Ein Novum im Freiamt geschaffen

  22.07.2022 Muri

Sommerserie «Zeitgeschichte»: Das erste Freiämter Open Air fand in Muri statt

Das später unter dem Namen Guggibad Muri bekannte Open Air war eines der ersten Musikfestivals im Freiamt. 41 Jahre ist das nun her. Paul Huwiler sowie Monika und Rolf Küng gehören zu den OK-Mitgliedern der ersten Stunde. Sie erinnern sich an diese Zeit zurück.

Sabrina Salm

«Unser Ziel war es, mit dem Festival einen Denkanstoss zu geben für mehr Toleranz gegenüber Musik und Kultur der Jugendlichen, als Denkanstoss für bessere Begegnungsplätze und für geeignete Konzerträume», schrieb damals der Verein für Open-Air-Festival Muri im Jahr 1981 nach dem ersten, sehr gelungenen Open Air. Stattgefunden hat es am 20. Juni in der Arena beim Schulhaus Bachmatten. «Es herrschte in den frühen 80er-Jahren eine Aufbruchsstimmung», beschreibt der damalige Vereinspräsident Rolf Küng die Situation. «Kulturell lief im Freiamt nicht sehr viel für die Jugendlichen und die jungen Erwachsenen.» Deshalb sollte das 1. Freiämter Open Air ein Fest für die Jungen werden. «Da haben wir den Nagel auf den Kopf getroffen, denn es kamen sehr viele Leute.» Es war ein grosses Fest. Etwas Neues. Tanzen und fröhlich sein lautete die Devise.

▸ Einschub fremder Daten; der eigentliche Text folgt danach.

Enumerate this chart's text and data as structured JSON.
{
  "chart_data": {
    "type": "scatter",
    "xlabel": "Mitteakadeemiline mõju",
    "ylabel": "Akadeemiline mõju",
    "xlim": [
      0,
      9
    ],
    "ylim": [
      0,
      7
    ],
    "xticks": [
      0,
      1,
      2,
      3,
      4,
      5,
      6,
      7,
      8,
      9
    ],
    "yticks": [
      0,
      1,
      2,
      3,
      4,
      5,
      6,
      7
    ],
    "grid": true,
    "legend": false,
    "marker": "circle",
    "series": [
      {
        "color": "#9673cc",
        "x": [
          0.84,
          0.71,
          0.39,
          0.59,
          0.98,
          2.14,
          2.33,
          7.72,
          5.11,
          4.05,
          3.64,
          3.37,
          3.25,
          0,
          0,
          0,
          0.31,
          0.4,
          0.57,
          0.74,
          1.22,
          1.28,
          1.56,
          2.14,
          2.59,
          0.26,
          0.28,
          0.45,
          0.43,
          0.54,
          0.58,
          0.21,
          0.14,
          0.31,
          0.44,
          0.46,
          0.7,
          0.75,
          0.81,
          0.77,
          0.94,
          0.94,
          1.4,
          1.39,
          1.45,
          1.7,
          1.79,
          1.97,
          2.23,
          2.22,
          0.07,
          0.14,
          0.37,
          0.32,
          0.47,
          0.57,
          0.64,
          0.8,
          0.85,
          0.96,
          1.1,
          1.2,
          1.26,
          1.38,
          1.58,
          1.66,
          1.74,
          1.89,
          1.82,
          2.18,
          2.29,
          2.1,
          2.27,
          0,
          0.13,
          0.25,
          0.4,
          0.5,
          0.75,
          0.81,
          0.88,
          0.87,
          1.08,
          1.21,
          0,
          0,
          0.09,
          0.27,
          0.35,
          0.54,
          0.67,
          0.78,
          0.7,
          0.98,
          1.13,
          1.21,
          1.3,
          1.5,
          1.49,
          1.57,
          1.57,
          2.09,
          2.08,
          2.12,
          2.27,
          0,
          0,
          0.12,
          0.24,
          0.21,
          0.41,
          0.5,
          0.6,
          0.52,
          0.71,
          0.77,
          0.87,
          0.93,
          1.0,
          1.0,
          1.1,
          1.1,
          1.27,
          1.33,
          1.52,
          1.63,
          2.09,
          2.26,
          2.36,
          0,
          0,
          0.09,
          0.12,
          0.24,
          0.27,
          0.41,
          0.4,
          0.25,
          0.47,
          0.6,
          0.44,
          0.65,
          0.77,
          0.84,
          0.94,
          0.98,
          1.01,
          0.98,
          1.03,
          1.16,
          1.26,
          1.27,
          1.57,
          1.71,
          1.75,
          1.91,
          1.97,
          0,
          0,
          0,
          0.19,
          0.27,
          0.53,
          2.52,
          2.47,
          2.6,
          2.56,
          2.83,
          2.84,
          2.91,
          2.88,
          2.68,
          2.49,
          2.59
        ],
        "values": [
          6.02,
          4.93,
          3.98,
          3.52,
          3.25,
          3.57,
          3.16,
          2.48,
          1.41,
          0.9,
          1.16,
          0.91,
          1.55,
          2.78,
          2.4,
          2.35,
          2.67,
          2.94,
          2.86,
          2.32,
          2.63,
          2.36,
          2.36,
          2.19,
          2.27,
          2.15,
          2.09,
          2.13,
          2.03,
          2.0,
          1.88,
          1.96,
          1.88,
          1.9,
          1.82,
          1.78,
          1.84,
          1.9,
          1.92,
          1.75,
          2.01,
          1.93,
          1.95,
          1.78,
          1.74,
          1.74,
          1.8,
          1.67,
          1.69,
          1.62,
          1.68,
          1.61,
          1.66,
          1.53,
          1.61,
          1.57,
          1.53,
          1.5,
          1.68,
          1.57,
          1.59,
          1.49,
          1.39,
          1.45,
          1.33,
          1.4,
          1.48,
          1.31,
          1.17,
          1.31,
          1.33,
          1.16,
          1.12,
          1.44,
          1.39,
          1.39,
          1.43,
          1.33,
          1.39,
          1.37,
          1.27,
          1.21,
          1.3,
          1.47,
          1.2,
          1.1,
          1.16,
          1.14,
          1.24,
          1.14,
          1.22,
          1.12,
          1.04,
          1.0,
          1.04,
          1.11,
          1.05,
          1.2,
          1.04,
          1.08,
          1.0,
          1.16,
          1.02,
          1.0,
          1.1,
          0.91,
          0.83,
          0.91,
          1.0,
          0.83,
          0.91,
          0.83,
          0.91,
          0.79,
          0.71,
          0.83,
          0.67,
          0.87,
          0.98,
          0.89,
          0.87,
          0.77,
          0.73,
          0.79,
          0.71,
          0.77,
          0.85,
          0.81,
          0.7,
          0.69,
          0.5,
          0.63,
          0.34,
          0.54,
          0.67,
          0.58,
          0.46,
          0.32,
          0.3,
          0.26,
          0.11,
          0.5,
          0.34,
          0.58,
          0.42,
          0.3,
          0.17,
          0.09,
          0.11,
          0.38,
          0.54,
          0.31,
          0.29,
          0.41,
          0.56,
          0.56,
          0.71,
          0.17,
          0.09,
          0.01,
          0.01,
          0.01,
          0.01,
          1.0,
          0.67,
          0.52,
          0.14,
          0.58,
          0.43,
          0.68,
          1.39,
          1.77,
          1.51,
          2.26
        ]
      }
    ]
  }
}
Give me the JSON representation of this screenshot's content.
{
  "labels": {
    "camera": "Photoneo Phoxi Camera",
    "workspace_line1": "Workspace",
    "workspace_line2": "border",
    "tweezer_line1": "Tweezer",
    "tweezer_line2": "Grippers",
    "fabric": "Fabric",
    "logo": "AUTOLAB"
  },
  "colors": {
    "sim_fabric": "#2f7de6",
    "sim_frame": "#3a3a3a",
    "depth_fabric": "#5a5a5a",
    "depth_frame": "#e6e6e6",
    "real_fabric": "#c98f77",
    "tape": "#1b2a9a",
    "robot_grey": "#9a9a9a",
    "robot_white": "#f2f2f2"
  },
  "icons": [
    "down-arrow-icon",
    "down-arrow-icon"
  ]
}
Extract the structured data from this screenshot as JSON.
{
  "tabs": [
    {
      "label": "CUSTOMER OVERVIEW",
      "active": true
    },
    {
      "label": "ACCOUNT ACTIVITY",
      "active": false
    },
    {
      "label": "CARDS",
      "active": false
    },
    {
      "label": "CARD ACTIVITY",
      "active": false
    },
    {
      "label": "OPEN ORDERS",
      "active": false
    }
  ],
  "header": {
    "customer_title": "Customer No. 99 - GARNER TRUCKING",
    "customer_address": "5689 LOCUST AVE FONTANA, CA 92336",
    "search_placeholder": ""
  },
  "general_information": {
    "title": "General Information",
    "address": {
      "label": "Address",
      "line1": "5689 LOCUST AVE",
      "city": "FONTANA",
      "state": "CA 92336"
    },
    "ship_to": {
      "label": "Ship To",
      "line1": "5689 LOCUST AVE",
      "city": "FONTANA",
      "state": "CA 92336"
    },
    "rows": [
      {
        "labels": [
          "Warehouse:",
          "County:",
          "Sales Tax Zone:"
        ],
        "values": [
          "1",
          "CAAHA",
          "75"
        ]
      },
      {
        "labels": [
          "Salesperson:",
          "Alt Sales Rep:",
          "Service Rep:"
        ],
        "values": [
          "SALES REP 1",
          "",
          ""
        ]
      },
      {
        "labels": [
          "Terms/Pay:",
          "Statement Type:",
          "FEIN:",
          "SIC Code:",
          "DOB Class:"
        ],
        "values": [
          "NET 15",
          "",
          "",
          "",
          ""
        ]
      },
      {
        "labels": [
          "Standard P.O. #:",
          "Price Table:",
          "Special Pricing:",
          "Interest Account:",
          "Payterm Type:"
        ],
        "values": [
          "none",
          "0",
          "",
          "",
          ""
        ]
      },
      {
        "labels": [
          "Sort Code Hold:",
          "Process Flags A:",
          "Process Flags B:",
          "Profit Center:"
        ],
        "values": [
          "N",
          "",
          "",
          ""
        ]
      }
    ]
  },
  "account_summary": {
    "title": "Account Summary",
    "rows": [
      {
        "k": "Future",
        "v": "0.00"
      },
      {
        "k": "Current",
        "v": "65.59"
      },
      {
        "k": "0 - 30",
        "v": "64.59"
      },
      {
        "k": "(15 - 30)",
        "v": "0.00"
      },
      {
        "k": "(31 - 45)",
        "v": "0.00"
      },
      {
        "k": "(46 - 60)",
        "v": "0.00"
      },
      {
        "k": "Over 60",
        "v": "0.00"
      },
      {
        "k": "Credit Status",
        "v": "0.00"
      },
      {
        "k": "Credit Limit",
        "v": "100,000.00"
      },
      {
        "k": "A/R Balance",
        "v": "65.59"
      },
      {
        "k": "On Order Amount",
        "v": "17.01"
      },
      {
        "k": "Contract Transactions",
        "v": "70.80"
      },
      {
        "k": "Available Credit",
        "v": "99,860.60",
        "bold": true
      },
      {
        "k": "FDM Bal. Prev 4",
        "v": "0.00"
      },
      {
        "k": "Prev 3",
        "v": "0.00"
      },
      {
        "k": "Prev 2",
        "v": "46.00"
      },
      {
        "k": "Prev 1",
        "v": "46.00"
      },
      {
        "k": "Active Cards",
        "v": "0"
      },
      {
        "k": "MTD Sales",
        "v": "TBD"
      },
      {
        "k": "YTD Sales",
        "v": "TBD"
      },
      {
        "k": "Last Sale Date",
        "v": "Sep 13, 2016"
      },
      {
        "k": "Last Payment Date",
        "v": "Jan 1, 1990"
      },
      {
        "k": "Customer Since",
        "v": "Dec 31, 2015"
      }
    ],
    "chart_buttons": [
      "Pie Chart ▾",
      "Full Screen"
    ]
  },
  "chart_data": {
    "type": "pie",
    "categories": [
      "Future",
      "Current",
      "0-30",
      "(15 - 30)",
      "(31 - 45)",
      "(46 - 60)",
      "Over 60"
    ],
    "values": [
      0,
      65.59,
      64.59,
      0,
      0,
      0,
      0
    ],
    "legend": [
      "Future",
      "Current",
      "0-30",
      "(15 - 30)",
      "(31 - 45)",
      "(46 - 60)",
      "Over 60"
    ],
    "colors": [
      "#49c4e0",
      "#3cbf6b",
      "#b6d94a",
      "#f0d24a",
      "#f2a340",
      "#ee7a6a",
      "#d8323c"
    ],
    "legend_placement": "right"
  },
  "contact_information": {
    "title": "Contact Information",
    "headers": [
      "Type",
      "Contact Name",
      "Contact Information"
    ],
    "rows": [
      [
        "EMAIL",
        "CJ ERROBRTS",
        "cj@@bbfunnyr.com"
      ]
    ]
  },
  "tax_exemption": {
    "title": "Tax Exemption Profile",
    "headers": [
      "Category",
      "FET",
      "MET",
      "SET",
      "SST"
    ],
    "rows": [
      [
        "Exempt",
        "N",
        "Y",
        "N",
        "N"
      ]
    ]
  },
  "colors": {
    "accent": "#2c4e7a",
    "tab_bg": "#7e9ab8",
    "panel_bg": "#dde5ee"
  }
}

Eines der ersten Open Airs in der Schweiz

«Für mich gab es viele Highlights», erzählt Rolf Küngs Frau Monika. «Das ganze Drum und Dran eigentlich. Klar haben wir einen Chrampf gehabt, aber es war ein guter Chrampf. Wir haben das Fest ja auch für uns gemacht», sagt die ehemalige Grossrätin lächelnd. Das Musikfestival war nicht nur das erste Open Air im Freiamt, sondern gehörte auch zu den frühen Open Airs in der Schweiz. «Wir selber waren zuvor noch nie an einem Open Air», gesteht Rolf Küng. So war für sie alles Learning by Doing.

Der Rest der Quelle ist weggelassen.